Sul treno c’è un signore che non si muove, ci guardiamo spaventate io e un’altra collega: è ubriaco, invece, capiamo dopo poco, ma cerchiamo di svegliarlo, altrimenti chissà per quanto tempo resterà su quel sedile. Si sveglia, ci ringrazia, scende. C’è una luce calda che mi accarezza, prenoto biglietti, incastro impegni, congelo sentimenti, cambio programmi. Ultimamente, sono brava a lasciare andare, eppure per una vita – quella vita che ho vissuto finora, almeno – ho avuto una frase scolpita in testa, come un mantra, come la preghiera fondamentale, come un segno particolare sulla carta d’identità e mi chiedo: ma sarò cambiata davvero così tanto?

 

«Menti! Sono le cose a scomparire, io per quelle biglie sarei morto, come avrei potuto abbandonarle? Le mie biglie…».
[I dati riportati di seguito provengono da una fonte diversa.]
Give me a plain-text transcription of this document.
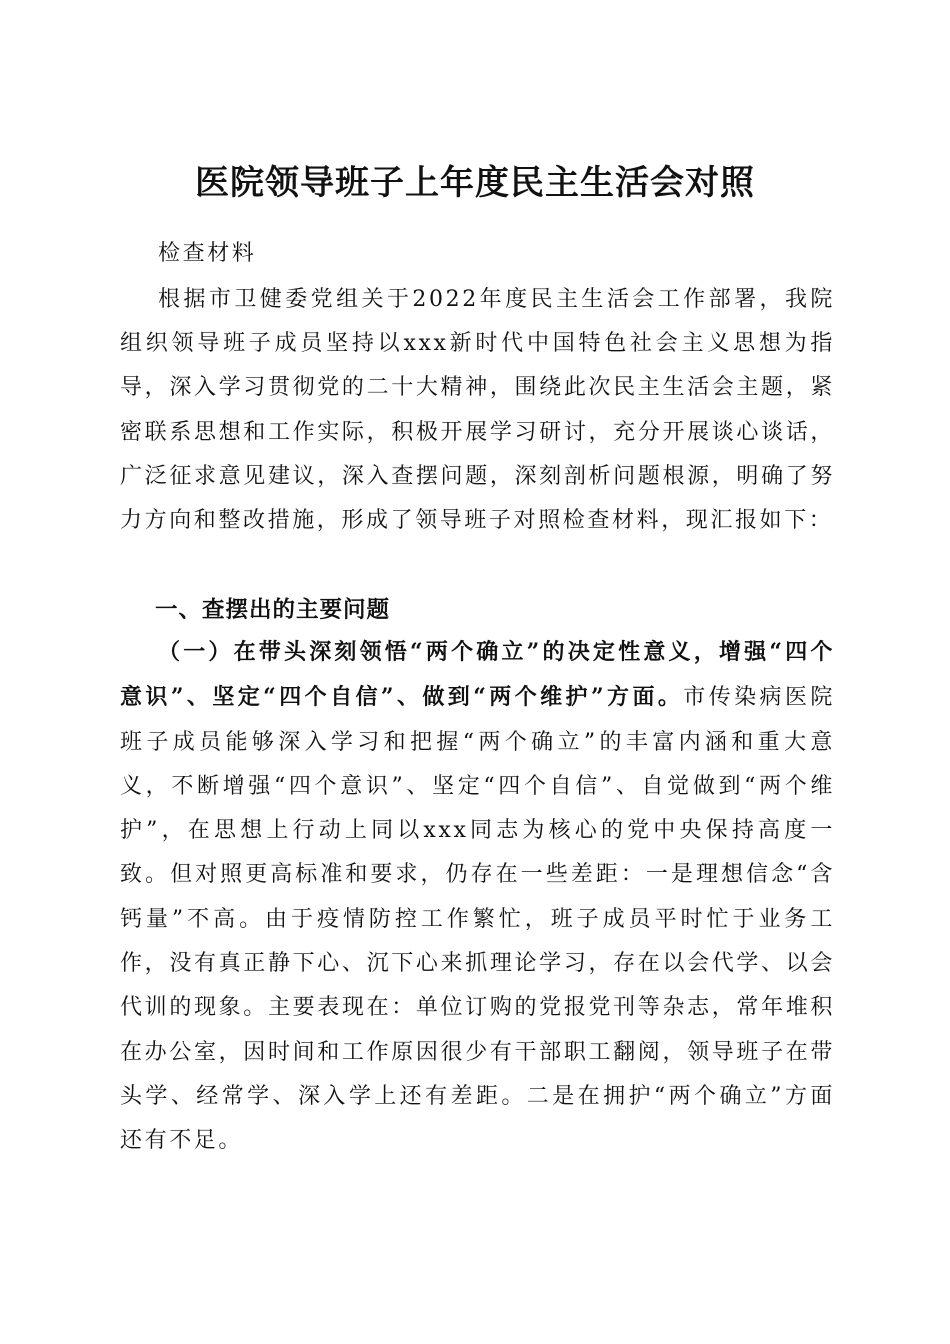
医院领导班子上年度民主生活会对照

检查材料

根据市卫健委党组关于2022年度民主生活会工作部署，我院组织领导班子成员坚持以xxx新时代中国特色社会主义思想为指导，深入学习贯彻党的二十大精神，围绕此次民主生活会主题，紧密联系思想和工作实际，积极开展学习研讨，充分开展谈心谈话，广泛征求意见建议，深入查摆问题，深刻剖析问题根源，明确了努力方向和整改措施，形成了领导班子对照检查材料，现汇报如下：

一、查摆出的主要问题

（一）在带头深刻领悟“两个确立”的决定性意义，增强“四个意识”、坚定“四个自信”、做到“两个维护”方面。市传染病医院班子成员能够深入学习和把握“两个确立”的丰富内涵和重大意义，不断增强“四个意识”、坚定“四个自信”、自觉做到“两个维护”，在思想上行动上同以xxx同志为核心的党中央保持高度一致。但对照更高标准和要求，仍存在一些差距：一是理想信念“含钙量”不高。由于疫情防控工作繁忙，班子成员平时忙于业务工作，没有真正静下心、沉下心来抓理论学习，存在以会代学、以会代训的现象。主要表现在：单位订购的党报党刊等杂志，常年堆积在办公室，因时间和工作原因很少有干部职工翻阅，领导班子在带头学、经常学、深入学上还有差距。二是在拥护“两个确立”方面还有不足。
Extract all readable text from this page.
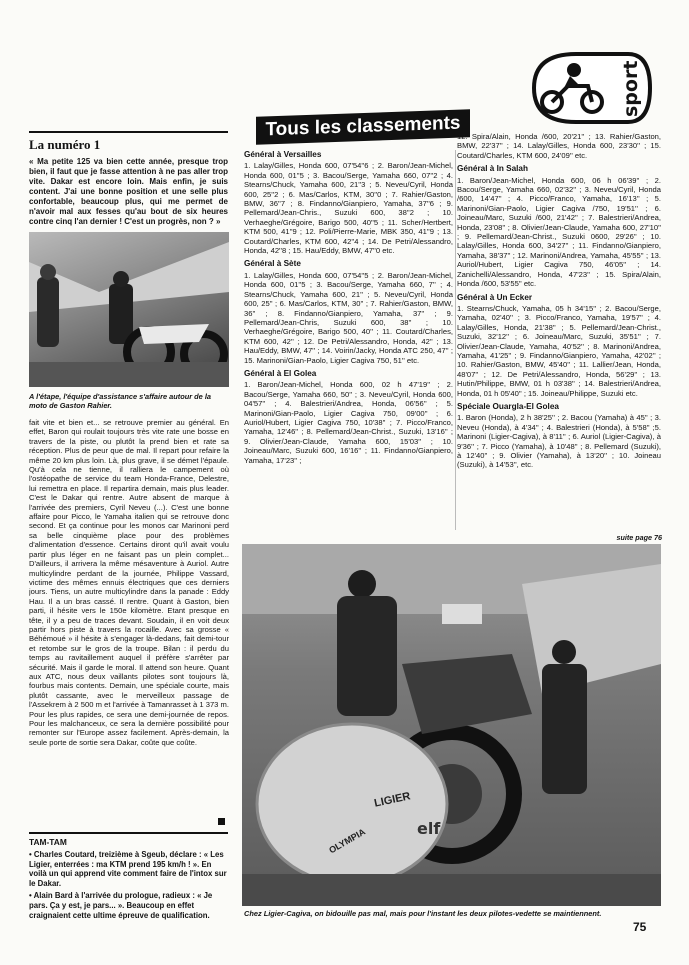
sport
Tous les classements
La numéro 1
« Ma petite 125 va bien cette année, presque trop bien, il faut que je fasse attention à ne pas aller trop vite. Dakar est encore loin. Mais enfin, je suis content. J'ai une bonne position et une selle plus confortable, beaucoup plus, qui me permet de n'avoir mal aux fesses qu'au bout de six heures contre cinq l'an dernier ! C'est un progrès, non ? »
A l'étape, l'équipe d'assistance s'affaire autour de la moto de Gaston Rahier.
fait vite et bien et... se retrouve premier au général. En effet, Baron qui roulait toujours très vite rate une bosse en travers de la piste, ou plutôt la prend bien et rate sa réception. Plus de peur que de mal. Il repart pour refaire la même 20 km plus loin. Là, plus grave, il se démet l'épaule. Qu'à cela ne tienne, il ralliera le campement où l'ostéopathe de service du team Honda-France, Delestre, lui remettra en place. Il repartira demain, mais plus leader. C'est le Dakar qui rentre. Autre absent de marque à l'arrivée des premiers, Cyril Neveu (...). C'est une bonne affaire pour Picco, le Yamaha italien qui se retrouve donc second. Et ça continue pour les monos car Marinoni perd sa belle cinquième place pour des problèmes d'alimentation d'essence. Certains diront qu'il avait voulu partir plus léger en ne faisant pas un plein complet... D'ailleurs, il arrivera la même mésaventure à Auriol. Autre multicylindre perdant de la journée, Philippe Vassard, victime des mêmes ennuis électriques que ces derniers jours. Tiens, un autre multicylindre dans la panade : Eddy Hau. Il a un bras cassé. Il rentre. Quant à Gaston, bien parti, il hésite vers le 150e kilomètre. Etant presque en tête, il y a peu de traces devant. Soudain, il en voit deux partir hors piste à travers la rocaille. Avec sa grosse « Béhémoué » il hésite à s'engager là-dedans, fait demi-tour et retombe sur le gros de la troupe. Bilan : il perdu du temps au ravitaillement auquel il préfère s'arrêter par sécurité. Mais il garde le moral. Il attend son heure. Quant aux ATC, nous deux vaillants pilotes sont toujours là, fourbus mais contents. Demain, une spéciale courte, mais plutôt cassante, avec le merveilleux passage de l'Assekrem à 2 500 m et l'arrivée à Tamanrasset à 1 373 m. Pour les plus rapides, ce sera une demi-journée de repos. Pour les malchanceux, ce sera la dernière possibilité pour remonter sur l'Europe assez facilement. Après-demain, la seule porte de sortie sera Dakar, coûte que coûte.
TAM-TAM
• Charles Coutard, treizième à Sgeub, déclare : « Les Ligier, enterrées : ma KTM prend 195 km/h ! ». En voilà un qui apprend vite comment faire de l'intox sur le Dakar.
• Alain Bard à l'arrivée du prologue, radieux : « Je pars. Ça y est, je pars... ». Beaucoup en effet craignaient cette ultime épreuve de qualification.
Général à Versailles

1. Lalay/Gilles, Honda 600, 07'54''6 ; 2. Baron/Jean-Michel, Honda 600, 01''5 ; 3. Bacou/Serge, Yamaha 660, 07''2 ; 4. Stearns/Chuck, Yamaha 600, 21''3 ; 5. Neveu/Cyril, Honda 600, 25''2 ; 6. Mas/Carlos, KTM, 30''0 ; 7. Rahier/Gaston, BMW, 36''7 ; 8. Findanno/Gianpiero, Yamaha, 37''6 ; 9. Pellemard/Jean-Chris., Suzuki 600, 38''2 ; 10. Verhaeghe/Grégoire, Barigo 500, 40''5 ; 11. Scher/Hertbert, KTM 500, 41''9 ; 12. Poli/Pierre-Marie, MBK 350, 41''9 ; 13. Coutard/Charles, KTM 600, 42''4 ; 14. De Petri/Alessandro, Honda, 42''8 ; 15. Hau/Eddy, BMW, 47''0 etc.

Général à Sète

1. Lalay/Gilles, Honda 600, 07'54''5 ; 2. Baron/Jean-Michel, Honda 600, 01''5 ; 3. Bacou/Serge, Yamaha 660, 7'' ; 4. Stearns/Chuck, Yamaha 600, 21'' ; 5. Neveu/Cyril, Honda 600, 25'' ; 6. Mas/Carlos, KTM, 30'' ; 7. Rahier/Gaston, BMW, 36'' ; 8. Findanno/Gianpiero, Yamaha, 37'' ; 9. Pellemard/Jean-Chris, Suzuki 600, 38'' ; 10. Verhaeghe/Grégoire, Barigo 500, 40'' ; 11. Coutard/Charles, KTM 600, 42'' ; 12. De Petri/Alessandro, Honda, 42'' ; 13. Hau/Eddy, BMW, 47'' ; 14. Voirin/Jacky, Honda ATC 250, 47'' ; 15. Marinoni/Gian-Paolo, Ligier Cagiva 750, 51'' etc.

Général à El Golea

1. Baron/Jean-Michel, Honda 600, 02 h 47'19'' ; 2. Bacou/Serge, Yamaha 660, 50'' ; 3. Neveu/Cyril, Honda 600, 04'57'' ; 4. Balestrieri/Andrea, Honda, 06'56'' ; 5. Marinoni/Gian-Paolo, Ligier Cagiva 750, 09'00'' ; 6. Auriol/Hubert, Ligier Cagiva 750, 10'38'' ; 7. Picco/Franco, Yamaha, 12'46'' ; 8. Pellemard/Jean-Christ., Suzuki, 13'16'' ; 9. Olivier/Jean-Claude, Yamaha 600, 15'03'' ; 10. Joineau/Marc, Suzuki 600, 16'16'' ; 11. Findanno/Gianpiero, Yamaha, 17'23'' ;

12. Spira/Alain, Honda /600, 20'21'' ; 13. Rahier/Gaston, BMW, 22'37'' ; 14. Lalay/Gilles, Honda 600, 23'30'' ; 15. Coutard/Charles, KTM 600, 24'09'' etc.

Général à In Salah

1. Baron/Jean-Michel, Honda 600, 06 h 06'39'' ; 2. Bacou/Serge, Yamaha 660, 02'32'' ; 3. Neveu/Cyril, Honda /600, 14'47'' ; 4. Picco/Franco, Yamaha, 16'13'' ; 5. Marinoni/Gian-Paolo, Ligier Cagiva /750, 19'51'' ; 6. Joineau/Marc, Suzuki /600, 21'42'' ; 7. Balestrieri/Andrea, Honda, 23'08'' ; 8. Olivier/Jean-Claude, Yamaha 600, 27'10'' ; 9. Pellemard/Jean-Christ., Suzuki 0600, 29'26'' ; 10. Lalay/Gilles, Honda 600, 34'27'' ; 11. Findanno/Gianpiero, Yamaha, 38'37'' ; 12. Marinoni/Andrea, Yamaha, 45'55'' ; 13. Auriol/Hubert, Ligier Cagiva 750, 46'05'' ; 14. Zanichelli/Alessandro, Honda, 47'23'' ; 15. Spira/Alain, Honda /600, 53'55'' etc.

Général à Un Ecker

1. Stearns/Chuck, Yamaha, 05 h 34'15'' ; 2. Bacou/Serge, Yamaha, 02'40'' ; 3. Picco/Franco, Yamaha, 19'57'' ; 4. Lalay/Gilles, Honda, 21'38'' ; 5. Pellemard/Jean-Christ., Suzuki, 32'12'' ; 6. Joineau/Marc, Suzuki, 35'51'' ; 7. Olivier/Jean-Claude, Yamaha, 40'52'' ; 8. Marinoni/Andrea, Yamaha, 41'25'' ; 9. Findanno/Gianpiero, Yamaha, 42'02'' ; 10. Rahier/Gaston, BMW, 45'40'' ; 11. Lallier/Jean, Honda, 48'07'' ; 12. De Petri/Alessandro, Honda, 56'29'' ; 13. Hutin/Philippe, BMW, 01 h 03'38'' ; 14. Balestrieri/Andrea, Honda, 01 h 05'40'' ; 15. Joineau/Philippe, Suzuki etc.

Spéciale Ouargla-El Golea

1. Baron (Honda), 2 h 38'25'' ; 2. Bacou (Yamaha) à 45'' ; 3. Neveu (Honda), à 4'34'' ; 4. Balestrieri (Honda), à 5'58'' ;5. Marinoni (Ligier-Cagiva), à 8'11'' ; 6. Auriol (Ligier-Cagiva), à 9'36'' ; 7. Picco (Yamaha), à 10'48'' ; 8. Pellemard (Suzuki), à 12'40'' ; 9. Olivier (Yamaha), à 13'20'' ; 10. Joineau (Suzuki), à 14'53'', etc.

suite page 76
LIGIER
OLYMPIA	elf
Chez Ligier-Cagiva, on bidouille pas mal, mais pour l'instant les deux pilotes-vedette se maintiennent.
75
«Infatti è così, scompaiono. Tutto il segreto sta nel non distrarsi mai, mai abbassare la guardia… sapere sempre cosa si ha, dove lo si ha… e ciò che hai amato anche un solo mattino tenertelo stretto fino alla morte. Tenere, tenere, tenere…».

 

Non dover mai rimpiangere nulla. A volte, le biglie le scaravento più lontano che posso, ultimamente. Non le colleziono, non le conservo, non le custodisco. Io che sarei morta per quelle biglie. 

 

Sul treno fa caldo e io cerco solo una faccia da indossare sotto la mascherina, ma temo che stavolta non ci riuscirò. O, forse, stavolta non terrò nulla. Ma ho ancora qualche ora per disegnarmela.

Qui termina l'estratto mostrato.